EXAONE-3.5-2.4B-Instruct
Property | Value |
---|---|
Parameters | 2.14B (without embeddings) |
Context Length | 32,768 tokens |
Architecture | 30 layers, GQA with 32 Q-heads and 8 KV-heads |
Vocabulary Size | 102,400 |
License | EXAONE AI Model License Agreement 1.1 - NC |
Developer | LG AI Research |
What is EXAONE-3.5-2.4B-Instruct?
EXAONE-3.5-2.4B-Instruct is part of the EXAONE 3.5 collection, representing a breakthrough in bilingual (English and Korean) language models. Specifically optimized for deployment on resource-constrained devices, this 2.4B parameter model delivers impressive performance while maintaining efficiency. It's particularly notable for its extended context window of 32K tokens and state-of-the-art performance in real-world applications.
Implementation Details
The model employs a sophisticated architecture with 30 layers and uses Grouped-Query Attention (GQA) with 32 Q-heads and 8 KV-heads. It features tied word embeddings and a substantial vocabulary size of 102,400 tokens, enabling robust language understanding and generation capabilities in both English and Korean.

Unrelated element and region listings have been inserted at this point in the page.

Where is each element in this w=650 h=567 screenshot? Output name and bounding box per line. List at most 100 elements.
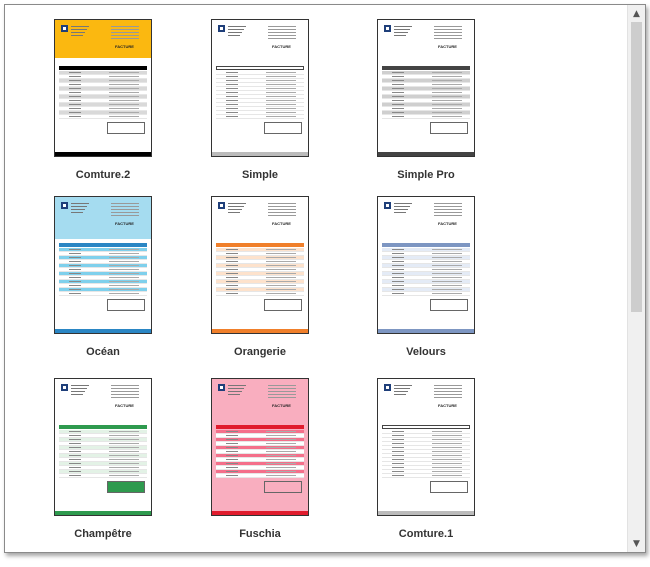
template-thumbnail[interactable]: FACTURE	[377, 378, 475, 516]
template-gallery: FACTURE Comture.2 FACTURE Simple FACTURE Simp…	[4, 4, 646, 553]
footer-band	[378, 511, 474, 515]
invoice-preview: FACTURE	[212, 379, 308, 515]
text-line	[394, 209, 408, 210]
template-thumbnail[interactable]: FACTURE	[54, 19, 152, 157]
text-line	[434, 206, 462, 207]
text-line	[228, 385, 246, 386]
text-line	[394, 394, 406, 395]
invoice-title: FACTURE	[438, 403, 457, 408]
table-row	[216, 474, 304, 478]
template-thumbnail[interactable]: FACTURE	[377, 196, 475, 334]
text-line	[228, 391, 242, 392]
text-line	[228, 29, 244, 30]
logo-icon	[384, 25, 391, 32]
invoice-title: FACTURE	[272, 221, 291, 226]
text-line	[228, 209, 242, 210]
template-tile[interactable]: FACTURE Orangerie	[205, 196, 345, 371]
text-line	[434, 388, 462, 389]
table-header	[59, 243, 147, 247]
text-line	[394, 203, 412, 204]
table-row	[216, 115, 304, 119]
totals-box	[107, 122, 145, 134]
template-thumbnail[interactable]: FACTURE	[211, 378, 309, 516]
invoice-title: FACTURE	[115, 221, 134, 226]
template-tile[interactable]: FACTURE Champêtre	[48, 378, 188, 552]
template-tile[interactable]: FACTURE Velours	[371, 196, 511, 371]
text-line	[71, 209, 85, 210]
logo-icon	[218, 25, 225, 32]
text-line	[268, 385, 296, 386]
text-line	[434, 29, 462, 30]
template-tile[interactable]: FACTURE Océan	[48, 196, 188, 371]
template-thumbnail[interactable]: FACTURE	[54, 196, 152, 334]
text-line	[434, 203, 462, 204]
table-row	[59, 474, 147, 478]
text-line	[394, 206, 410, 207]
template-thumbnail[interactable]: FACTURE	[211, 19, 309, 157]
text-line	[71, 206, 87, 207]
text-line	[228, 206, 244, 207]
template-tile[interactable]: FACTURE Fuschia	[205, 378, 345, 552]
invoice-preview: FACTURE	[55, 379, 151, 515]
text-line	[268, 397, 296, 398]
invoice-title: FACTURE	[438, 44, 457, 49]
text-line	[111, 32, 139, 33]
text-line	[71, 29, 87, 30]
footer-band	[212, 511, 308, 515]
text-line	[71, 212, 83, 213]
scroll-down-icon[interactable]: ▼	[628, 535, 645, 552]
text-line	[394, 385, 412, 386]
text-line	[268, 209, 296, 210]
text-line	[268, 388, 296, 389]
table-header	[59, 66, 147, 70]
text-line	[394, 388, 410, 389]
vertical-scrollbar[interactable]: ▲ ▼	[627, 5, 645, 552]
text-line	[268, 212, 296, 213]
totals-box	[430, 122, 468, 134]
table-header	[59, 425, 147, 429]
footer-band	[212, 152, 308, 156]
text-line	[394, 391, 408, 392]
text-line	[394, 26, 412, 27]
template-tile[interactable]: FACTURE Comture.2	[48, 19, 188, 194]
text-line	[111, 29, 139, 30]
text-line	[111, 206, 139, 207]
text-line	[111, 209, 139, 210]
scrollbar-thumb[interactable]	[631, 22, 642, 312]
logo-icon	[61, 202, 68, 209]
text-line	[434, 212, 462, 213]
template-tile[interactable]: FACTURE Simple Pro	[371, 19, 511, 194]
footer-band	[378, 329, 474, 333]
template-name-label: Orangerie	[234, 346, 286, 358]
text-line	[111, 394, 139, 395]
text-line	[434, 38, 462, 39]
totals-box	[430, 481, 468, 493]
scroll-up-icon[interactable]: ▲	[628, 5, 645, 22]
totals-box	[107, 299, 145, 311]
template-tile[interactable]: FACTURE Simple	[205, 19, 345, 194]
table-row	[216, 292, 304, 296]
text-line	[268, 206, 296, 207]
template-thumbnail[interactable]: FACTURE	[211, 196, 309, 334]
text-line	[228, 388, 244, 389]
text-line	[111, 397, 139, 398]
template-name-label: Fuschia	[239, 528, 281, 540]
footer-band	[378, 152, 474, 156]
footer-band	[55, 152, 151, 156]
text-line	[111, 215, 139, 216]
template-tile[interactable]: FACTURE Comture.1	[371, 378, 511, 552]
logo-icon	[384, 202, 391, 209]
text-line	[394, 35, 406, 36]
text-line	[111, 385, 139, 386]
text-line	[111, 38, 139, 39]
text-line	[268, 215, 296, 216]
invoice-preview: FACTURE	[55, 20, 151, 156]
template-thumbnail[interactable]: FACTURE	[54, 378, 152, 516]
template-name-label: Océan	[86, 346, 120, 358]
text-line	[228, 203, 246, 204]
table-header	[216, 425, 304, 429]
footer-band	[212, 329, 308, 333]
template-thumbnail[interactable]: FACTURE	[377, 19, 475, 157]
text-line	[111, 391, 139, 392]
text-line	[228, 26, 246, 27]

- Optimized for deployment on small or resource-constrained devices
- Supports long-context processing up to 32K tokens
- Implements efficient GQA attention mechanism
- Compatible with multiple inference frameworks including TensorRT-LLM, vLLM, and SGLang
Core Capabilities
- Bilingual proficiency in English and Korean
- Strong performance in MT-Bench (7.81) and LiveBench (33.0)
- Excellent results in Korean-specific benchmarks (KoMT-Bench: 7.24)
- Supports conversation-style interactions with system prompts
- Quantization options available for optimized deployment
Frequently Asked Questions
Q: What makes this model unique?
The model stands out for its optimal balance between size and performance, specifically designed for resource-constrained environments while maintaining high performance in both English and Korean. Its 32K token context window and competitive benchmark scores make it particularly valuable for real-world applications.
Q: What are the recommended use cases?
The model excels in bilingual applications, general language understanding, and generation tasks. It's particularly well-suited for deployment in resource-constrained environments where efficiency is crucial while maintaining high performance standards. The model supports various deployment frameworks and can be quantized for optimized performance.